One of the issues often cited by both proponents and detractors of medical cannabis is the sparse research on its effectiveness, especially in rigorous clinical trials.
Some preliminary research into cannabis use in PTSD treatment has looked promising, including a 2020 paper that found that PTSD sufferers using dispensary-obtained cannabis were over two and a half times more likely than their peers to no longer meet criteria for PTSD after a year. Other research, including the first controlled trial with a placebo group, raised no safety concerns but failed to identify a significant impact of the drug in PTSD treatment – a difference co-author Rick Doblin suggested may be attributable to “the quality of the marijuana” used in the trial.
Researchers in San Diego are currently recruiting veterans for a VA-sponsored study of the use of cannabidiol (CBD) in combination with prolonged exposure therapy to treat PTSD. But the study will use a lab-created version of CBD with no tetrahydrocannabinol (THC) or other naturally occurring cannabinoids.

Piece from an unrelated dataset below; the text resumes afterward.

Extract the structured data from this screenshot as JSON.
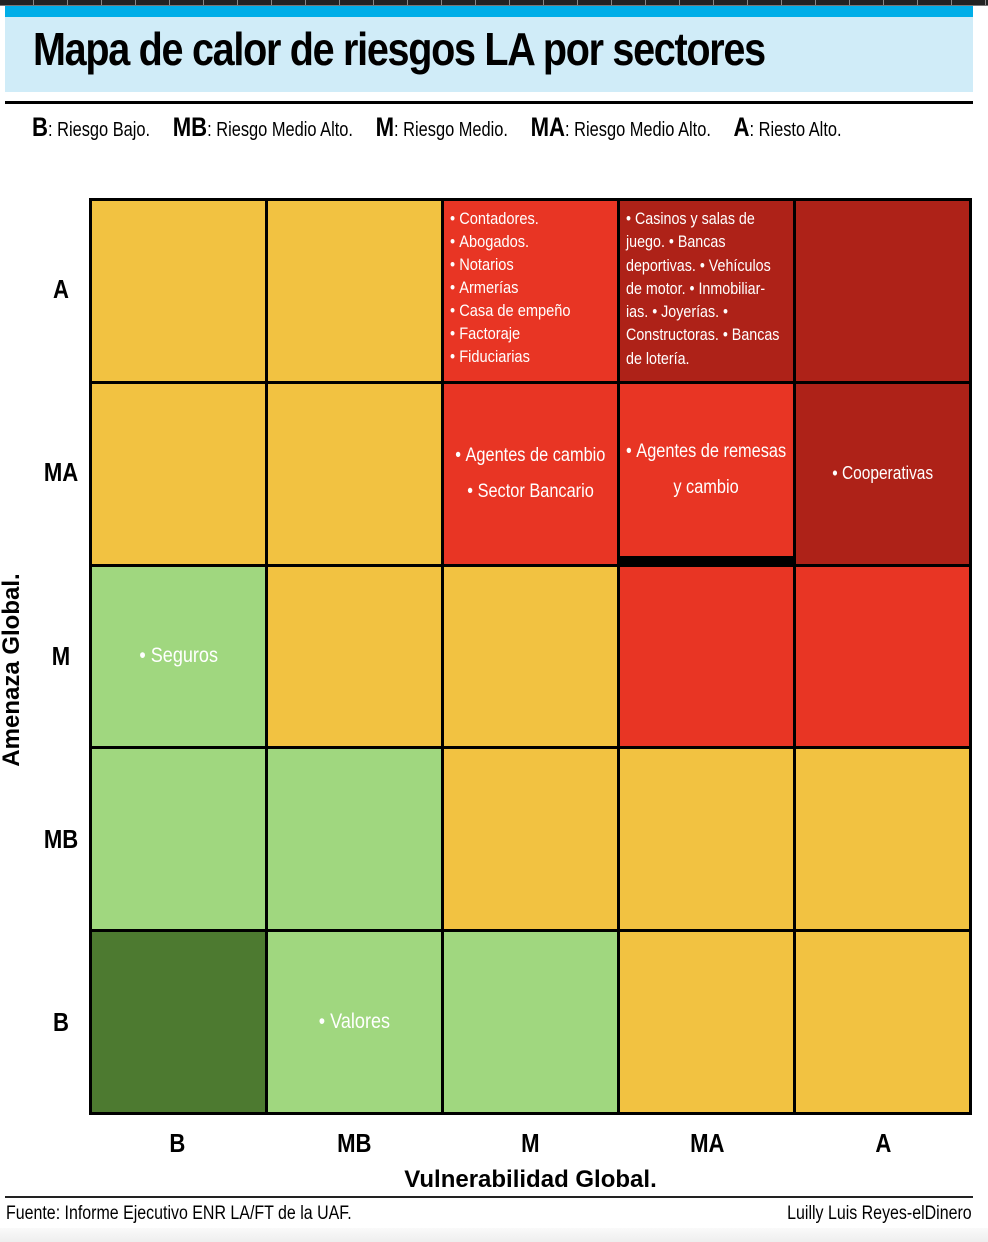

“The anti-cannabis crusaders and the pro-cannabis crusaders can really have these hard stances, like THC is all good, or THC is all bad,” said Eloise Theisen, president of the American Cannabis Nurses Association. “We need the research to validate a lot of what we see in practice, we really need that data to either debunk it or support it.”
Theisen came across cannabis as a treatment for trauma when she was working in oncology in California. She has seen its effects among her own patients, but feels that thorough research is “stymied” because of federal regulations, as well as fear and stigma around its use.
This past year, Theisen said, the use of cannabis in PTSD treatment plans became all the more pressing. During the pandemic, “post-traumatic stress was becoming more prevalent, even among health care professionals, because of those who were on the front lines taking care of COVID patients,” she said.
Preliminary research supports the notion that the general population of the U.S. has seen “a rise in the incidence of PTSD in a short time” during the COVID-19 pandemic. The pandemic may have also exacerbated the difficulties of those previously suffering with the condition, including veterans. A recent white paper by the Wounded Warrior Project reported that veterans experiencing PTSD symptoms during the pandemic were over three times more likely to have suffered a deterioration in their quality of life than those who did not.
Dr. Michael Kullman, a veteran who now certifies patients for New York’s medical cannabis program, says “it’s incredibly effective for PTSD” among veterans. He has also seen a number of patients who have developed PTSD from the COVID-19 pandemic, which he says is a “legitimate” pattern and one he expects will continue for a while.
While some veterans can seek medical cannabis for PTSD treatment or other service-related injuries outside of their normal VA care providers, Glenda Tyson knows from experience that that’s not always easy. It’s expensive, for one, since it is not covered like other drugs.
Tyson’s 24-year-old stepson, who has just gotten out of the military, has a history of PTSD. But she said he’s had a hard time finding someone outside of the VA to prescribe him cannabis as a treatment option.
“You still have some doctors that are scared, or are old school, or are thinking that people are drug seeking,” she said. “So you have a big population right there that can’t get help.”